I’m developing an Outlook Add-in for Outlook 2007 using Visual Studio 2008 (C#) . Without CRM Add-In for Outlook (CRM 4.0, Russian) everything works fine, but after installing it and closing Outlook, outlook.exe process hasn’t terminated. For a test, I’ve created a blank default Outlook Add-in C# Project in VS2008 and added some basic logic for testing. Well, the reaction of outlook.exe was the same: everything working correctly when it’s new blank add-in or CRM4Outlook, but together they didn’t allow outlook.exe to close.

At last, Microsoft released a fix for this problem. I have installed it today and my empty VSTO add-in doesn’t make Outlook 2003 SP3 hang on Windows XP SP3. Unfortunately, Vista machines are currently unavailable for testing.
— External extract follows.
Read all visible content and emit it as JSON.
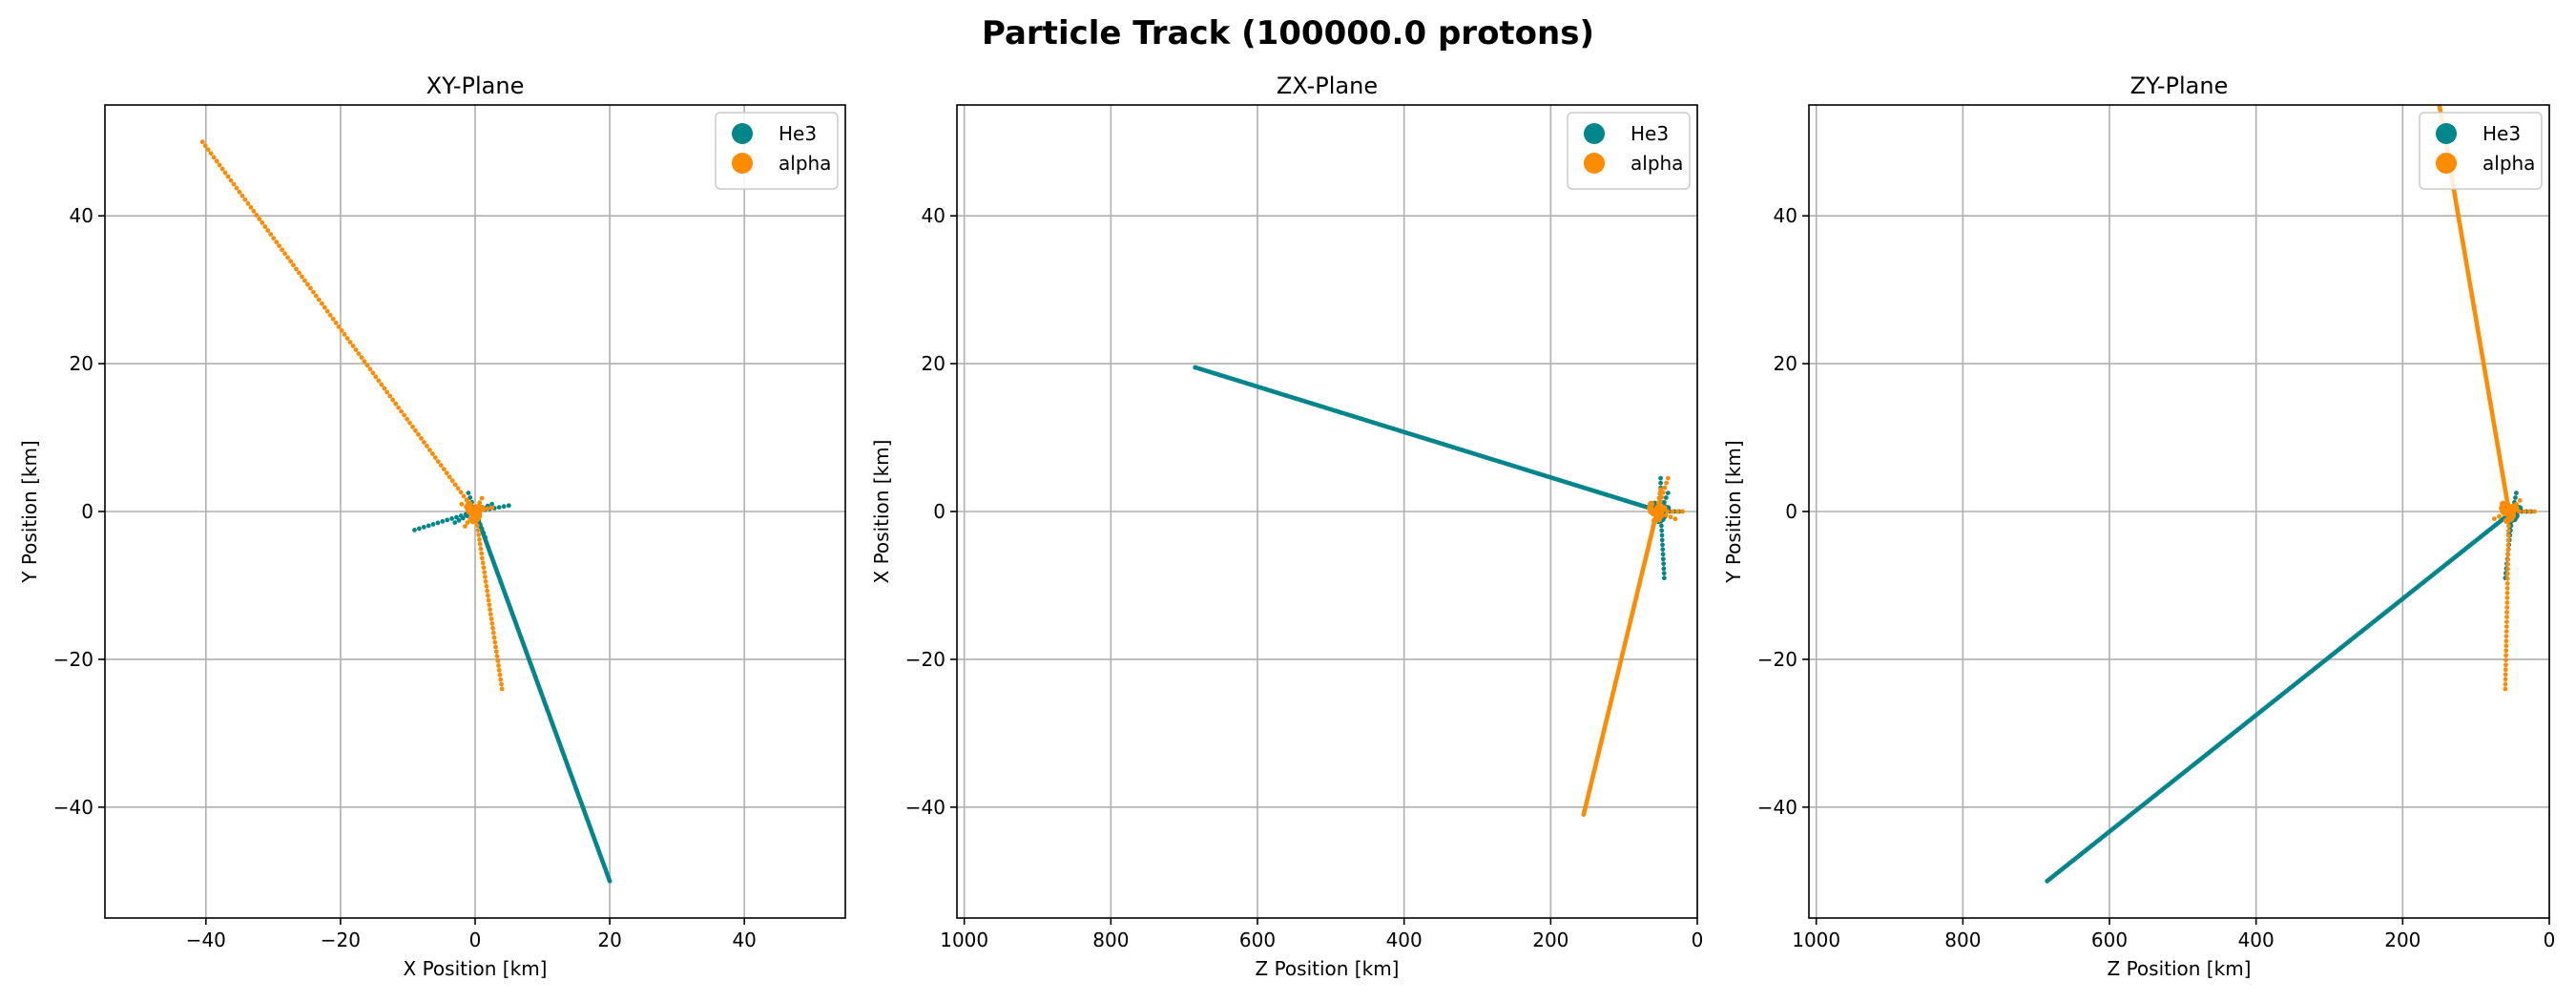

This isn’t a story about how Microsoft fix their bugs. In fact, every developer has left some bugs non-fixed forever. This is a story how one add-in that obviously drives deep into Outlook, MAPI, network connectivity and such may affect another add-in that is based on an intricate system like VSTO.

I don’t like to see or hear how people tear Microsoft to pieces. In fact, Microsoft gives us our jobs. As for negative moments, well, to err is human, to forgive divine.

When googling on the above-mentioned problem, I came across the following outcry on Eggheadcafe.com:

Microsoft support has been ZERO help in resolving this. Yesterday we worked with a moron from the office team that tried to convince us Dynamics CRM was a 3rd party product that they would not support. We were transferred to the office team after submitting several log files and traces to the CRM support team before they gave up and passed it over to office team to figure out. The recommendation from this group was to turn off the crm add in. Then they proceeded to close the case as resolved.

Shame to me, but I also was such a moron once. Some time ago I was convincing a customer that the product for which he needed support was not ours and sent him away. Shortly I found out that it was our product, an end-user Excel add-in. But it was in the realm of our end-user branch, AbleBits who provide Excel add-ins and Outlook plug-ins, and I just didn’t know that they had already released it. And, of course, we could not just close a support case; we needed to have a “Thank you” from the customer to mark the case closed. As you understand, this is just another story.